Oil prices pushed up by worries over European debt crisis. But some analysts see oil prices declining on slowing world growth and seasonal falloff.

Hasan Jamali/AP
Oil pumps work at sunset earlier this month in the desert oil fields of Sakhir, Bahrain, in the Persian Gulf. Oil prices on Jan. 9, 2012, hovered around $102 a barrel as worries grew about Europe's ability to find a solution to its debt crisis.

Oil prices hovered below $102 a barrel Monday in Asia amid investor concern that a meeting between the leaders of Germany and France won't yield a plan that will keep Europe from recession this year.
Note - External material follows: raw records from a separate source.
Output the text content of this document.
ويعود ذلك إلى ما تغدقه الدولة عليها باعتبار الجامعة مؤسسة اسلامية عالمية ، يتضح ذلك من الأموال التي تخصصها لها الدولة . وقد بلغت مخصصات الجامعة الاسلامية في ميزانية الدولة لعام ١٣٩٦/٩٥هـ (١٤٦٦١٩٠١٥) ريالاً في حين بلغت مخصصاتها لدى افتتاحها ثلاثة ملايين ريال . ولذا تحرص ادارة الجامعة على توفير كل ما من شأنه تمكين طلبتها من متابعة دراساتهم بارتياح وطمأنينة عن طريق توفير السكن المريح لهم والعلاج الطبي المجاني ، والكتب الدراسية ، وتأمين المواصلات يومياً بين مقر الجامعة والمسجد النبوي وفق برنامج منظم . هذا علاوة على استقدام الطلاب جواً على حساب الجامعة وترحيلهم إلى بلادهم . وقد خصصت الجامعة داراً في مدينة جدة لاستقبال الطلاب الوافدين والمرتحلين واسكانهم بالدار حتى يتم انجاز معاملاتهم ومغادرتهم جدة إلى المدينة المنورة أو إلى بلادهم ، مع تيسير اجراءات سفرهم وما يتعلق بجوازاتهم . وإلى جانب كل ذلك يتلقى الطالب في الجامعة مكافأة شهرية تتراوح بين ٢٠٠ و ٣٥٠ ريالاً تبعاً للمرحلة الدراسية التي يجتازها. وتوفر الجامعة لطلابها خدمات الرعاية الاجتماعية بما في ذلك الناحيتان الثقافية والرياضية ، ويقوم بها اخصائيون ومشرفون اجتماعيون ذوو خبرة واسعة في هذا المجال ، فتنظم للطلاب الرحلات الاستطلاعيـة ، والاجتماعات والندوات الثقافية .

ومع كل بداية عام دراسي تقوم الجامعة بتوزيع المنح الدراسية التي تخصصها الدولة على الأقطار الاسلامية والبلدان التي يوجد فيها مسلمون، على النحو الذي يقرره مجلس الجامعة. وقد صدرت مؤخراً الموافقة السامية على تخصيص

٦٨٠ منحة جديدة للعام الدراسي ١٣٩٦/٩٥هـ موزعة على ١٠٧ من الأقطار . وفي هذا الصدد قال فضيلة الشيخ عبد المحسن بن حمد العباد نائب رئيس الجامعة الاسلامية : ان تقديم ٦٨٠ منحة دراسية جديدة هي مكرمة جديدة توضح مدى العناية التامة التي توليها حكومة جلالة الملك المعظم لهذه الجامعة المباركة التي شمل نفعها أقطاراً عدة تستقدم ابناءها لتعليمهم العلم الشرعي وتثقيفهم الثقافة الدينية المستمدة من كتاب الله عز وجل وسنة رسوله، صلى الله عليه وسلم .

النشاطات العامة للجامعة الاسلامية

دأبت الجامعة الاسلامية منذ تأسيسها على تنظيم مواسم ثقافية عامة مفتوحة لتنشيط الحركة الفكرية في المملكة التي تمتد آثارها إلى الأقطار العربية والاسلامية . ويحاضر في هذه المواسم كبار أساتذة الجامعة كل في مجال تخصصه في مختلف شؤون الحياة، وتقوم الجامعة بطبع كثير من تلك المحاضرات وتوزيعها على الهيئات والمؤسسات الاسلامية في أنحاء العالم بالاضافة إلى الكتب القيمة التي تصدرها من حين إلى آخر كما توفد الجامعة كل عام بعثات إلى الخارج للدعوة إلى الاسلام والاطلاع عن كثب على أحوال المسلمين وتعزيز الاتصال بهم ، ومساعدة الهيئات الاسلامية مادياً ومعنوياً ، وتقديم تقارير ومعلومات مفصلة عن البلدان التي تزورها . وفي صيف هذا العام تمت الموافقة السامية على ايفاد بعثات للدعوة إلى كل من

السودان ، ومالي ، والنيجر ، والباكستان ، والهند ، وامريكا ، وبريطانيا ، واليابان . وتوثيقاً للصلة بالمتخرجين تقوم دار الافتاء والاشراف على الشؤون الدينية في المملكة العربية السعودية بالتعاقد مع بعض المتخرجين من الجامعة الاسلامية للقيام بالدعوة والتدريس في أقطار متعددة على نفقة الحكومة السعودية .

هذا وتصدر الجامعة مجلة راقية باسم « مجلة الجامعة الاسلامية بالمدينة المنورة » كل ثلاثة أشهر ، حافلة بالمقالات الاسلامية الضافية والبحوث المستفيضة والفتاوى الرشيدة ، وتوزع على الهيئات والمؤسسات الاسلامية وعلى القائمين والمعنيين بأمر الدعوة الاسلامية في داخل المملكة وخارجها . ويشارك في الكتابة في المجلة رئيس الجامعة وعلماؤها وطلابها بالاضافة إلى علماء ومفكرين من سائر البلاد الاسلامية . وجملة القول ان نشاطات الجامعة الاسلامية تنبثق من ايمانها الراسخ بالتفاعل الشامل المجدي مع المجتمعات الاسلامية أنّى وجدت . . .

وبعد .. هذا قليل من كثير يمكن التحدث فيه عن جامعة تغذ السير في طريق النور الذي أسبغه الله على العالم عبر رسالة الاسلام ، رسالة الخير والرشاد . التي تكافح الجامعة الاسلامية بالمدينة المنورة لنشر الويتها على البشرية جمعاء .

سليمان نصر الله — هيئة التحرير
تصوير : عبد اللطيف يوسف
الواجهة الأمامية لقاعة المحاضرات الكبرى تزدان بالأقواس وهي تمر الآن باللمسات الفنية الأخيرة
Benchmark crude for February delivery rose 13 cents to $101.69 a barrel at midday Singapore time in electronic trading on the New York Mercantile Exchange. The contract fell 25 cents to settle at $101.56 in New York on Friday.

In London, Brent crude was up 60 cents at $113.66 a barrel on the ICE Futures exchange.

Crude traded above $100 last week amid growing trader concern that tension between Iran and Western powers could disrupt Middle East oil supplies. However, some analysts expect a slowing global economy led by a likely recession in Europe will help pull down oil prices.

"The deterioration in fundamentals should accelerate as we move into seasonally weaker demand in the months ahead," Morgan Stanley said in a report. "If Mideast tensions recede, the risk premium built into crude is likely to fade, sending prices lower."

German Chancellor Angela Merkel and French President Nicolas Sarkozy are scheduled to meet later Monday to discuss fiscal coordination within the eurozone and plans to boost the continent's flagging economy.

An Iranian newspaper on Sunday quoted a senior commander in Iran's Revolutionary Guard saying that Tehran's leadership has decided to order the closure of the key Strait of Hormuz at the mouth of the Persian Gulf if the country's oil exports are undermined by U.S. or European sanctions.

The U.S. has recently enacted new sanctions targeting Iran's central bank and its ability to sell petroleum abroad over Tehran's nuclear program. Washington says Tehran is trying to develop weapons, while Iran denies the charges.

Closure of the strait "has a very, very low chance of happening," said Victor Shum, an energy analyst with Purvin & Gertz in Singapore. "If Iran cut the strait, its own oil wouldn't get to market and it wouldn't get oilrevenue. I consider that a war of words, sabre-rattling."

In other Nymex trading, heating oil gained 1.7 cents at $3.09 per gallon and gasoline futures added 1.1 cents at $2.76 per gallon. Natural gas futures were down 3.8 cents to $3.02 per 1,000 cubic feet.